Overall, the study listed 62 different symptoms that may be associated with long COVID. Interestingly, the researchers suggest it could be useful to reclassify long COVID as three more distinct conditions, depending on the nature of the symptoms.

“Our analysis suggests that long COVID can be characterized into three distinct groups based on clusters of symptoms reported,” explained Haroon and Subramanian. “The largest group, consisting of roughly 80% of people with long COVID in our study, faced a broad spectrum of symptoms, ranging from fatigue, to headache, to pain. The second largest group, representing 15%, predominantly had mental health and cognitive symptoms, including depression, anxiety, brain fog and insomnia. The third and smallest group, capturing the remaining 5%, had mainly respiratory symptoms such as shortness of breath, cough and wheeze.”

By breaking long COVID up into these three distinct groups it is possible future research could identify underlying pathophysiological differences that inform more novel targeted therapies.

This kind of study is of course subject to a number of limitations. A big research project such as this can never offer robust causal connections, so it is difficult to suggest every single patient presenting to a doctor with a strange symptom three months after COVID is actually suffering from long COVID. On the other hand, since the study only recorded symptoms that were formally reported to a doctor it is possible it didn’t catch the breadth of long COVID’s impact.

On this point, the study does actually indicate the prevalence of long COVID may be much lower than most previous research has found. About 4.4% of the uninfected control group presented to a doctor with one of the hundred symptoms being tracked in the study. This compares to 5.4% of the COVID group presenting with a potential long COVID symptom.

This means the prevalence of long COVID is possibly as small as 1% in those who experienced a SARS-CoV-2 infection not severe enough to send them to hospital. This rate is much lower than any previous study has identified.

It is still important to note, however, that a 1% prevalence of long COVID can lead to extraordinarily high numbers of patients suffering from chronic illness considering it is likely nearly everyone could be infected with SARS-CoV-2 at some point in time.
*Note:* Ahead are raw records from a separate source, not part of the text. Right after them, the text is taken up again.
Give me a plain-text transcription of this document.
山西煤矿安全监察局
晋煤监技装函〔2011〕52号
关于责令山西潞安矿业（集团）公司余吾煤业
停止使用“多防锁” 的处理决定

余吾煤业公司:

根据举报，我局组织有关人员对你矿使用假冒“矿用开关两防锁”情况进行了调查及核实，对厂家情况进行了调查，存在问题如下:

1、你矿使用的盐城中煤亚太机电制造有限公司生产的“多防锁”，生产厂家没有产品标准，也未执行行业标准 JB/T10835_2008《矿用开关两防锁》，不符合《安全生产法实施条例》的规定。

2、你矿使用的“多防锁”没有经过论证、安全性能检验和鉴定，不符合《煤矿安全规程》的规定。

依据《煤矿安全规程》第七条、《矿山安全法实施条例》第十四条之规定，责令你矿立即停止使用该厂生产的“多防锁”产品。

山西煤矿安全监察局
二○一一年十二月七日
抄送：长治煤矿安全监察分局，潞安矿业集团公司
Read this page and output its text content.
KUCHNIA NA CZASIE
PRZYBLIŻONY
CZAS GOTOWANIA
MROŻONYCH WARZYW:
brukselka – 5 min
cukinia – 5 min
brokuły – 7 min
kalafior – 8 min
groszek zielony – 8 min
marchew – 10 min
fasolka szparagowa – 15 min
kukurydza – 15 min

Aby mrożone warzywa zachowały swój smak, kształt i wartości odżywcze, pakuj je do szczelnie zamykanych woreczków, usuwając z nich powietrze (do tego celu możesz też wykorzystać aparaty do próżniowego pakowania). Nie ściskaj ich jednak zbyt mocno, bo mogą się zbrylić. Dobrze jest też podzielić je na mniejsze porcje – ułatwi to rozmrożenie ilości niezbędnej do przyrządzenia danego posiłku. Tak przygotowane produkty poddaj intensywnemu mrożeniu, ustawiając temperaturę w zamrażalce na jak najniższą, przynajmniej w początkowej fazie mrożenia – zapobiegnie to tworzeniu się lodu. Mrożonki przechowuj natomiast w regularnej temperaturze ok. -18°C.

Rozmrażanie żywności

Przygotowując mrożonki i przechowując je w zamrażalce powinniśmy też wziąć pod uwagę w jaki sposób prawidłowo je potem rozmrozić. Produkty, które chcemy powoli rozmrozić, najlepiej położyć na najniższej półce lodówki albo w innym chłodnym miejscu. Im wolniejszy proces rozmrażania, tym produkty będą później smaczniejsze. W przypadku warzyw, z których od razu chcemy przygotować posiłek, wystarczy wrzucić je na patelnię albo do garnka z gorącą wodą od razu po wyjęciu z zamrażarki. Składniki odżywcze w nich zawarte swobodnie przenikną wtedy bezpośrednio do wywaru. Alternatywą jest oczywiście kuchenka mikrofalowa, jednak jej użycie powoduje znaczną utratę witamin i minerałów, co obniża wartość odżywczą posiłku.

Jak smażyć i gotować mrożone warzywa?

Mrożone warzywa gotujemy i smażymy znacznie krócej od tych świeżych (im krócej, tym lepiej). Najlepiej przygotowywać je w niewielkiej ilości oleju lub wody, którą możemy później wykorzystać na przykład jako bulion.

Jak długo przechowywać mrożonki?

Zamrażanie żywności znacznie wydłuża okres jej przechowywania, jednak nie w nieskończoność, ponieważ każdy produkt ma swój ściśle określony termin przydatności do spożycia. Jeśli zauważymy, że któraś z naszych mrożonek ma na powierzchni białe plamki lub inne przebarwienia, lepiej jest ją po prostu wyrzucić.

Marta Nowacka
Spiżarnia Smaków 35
Plus, this potentially low prevalence is only in non-hospitalized patients and plenty of prior research has found the more severe the acute disease, the more likely one is to suffer from long COVID.

Jennifer Camaradou, a co-author on the new study, said the new findings affirm how complex a condition long COVID may be, and how certain factors such as gender, age and ethnicity, can increase one’s risk of developing persistent disease.

“This study is instrumental in creating and adding further value to understanding the complexity and pathology of long COVID,” Camaradou said. “It highlights the degree and diversity of expression of symptoms between different clusters. Patients with pre-existing health conditions will also welcome the additional analysis on risk factors.”

The new study was published in the journal Nature Medicine.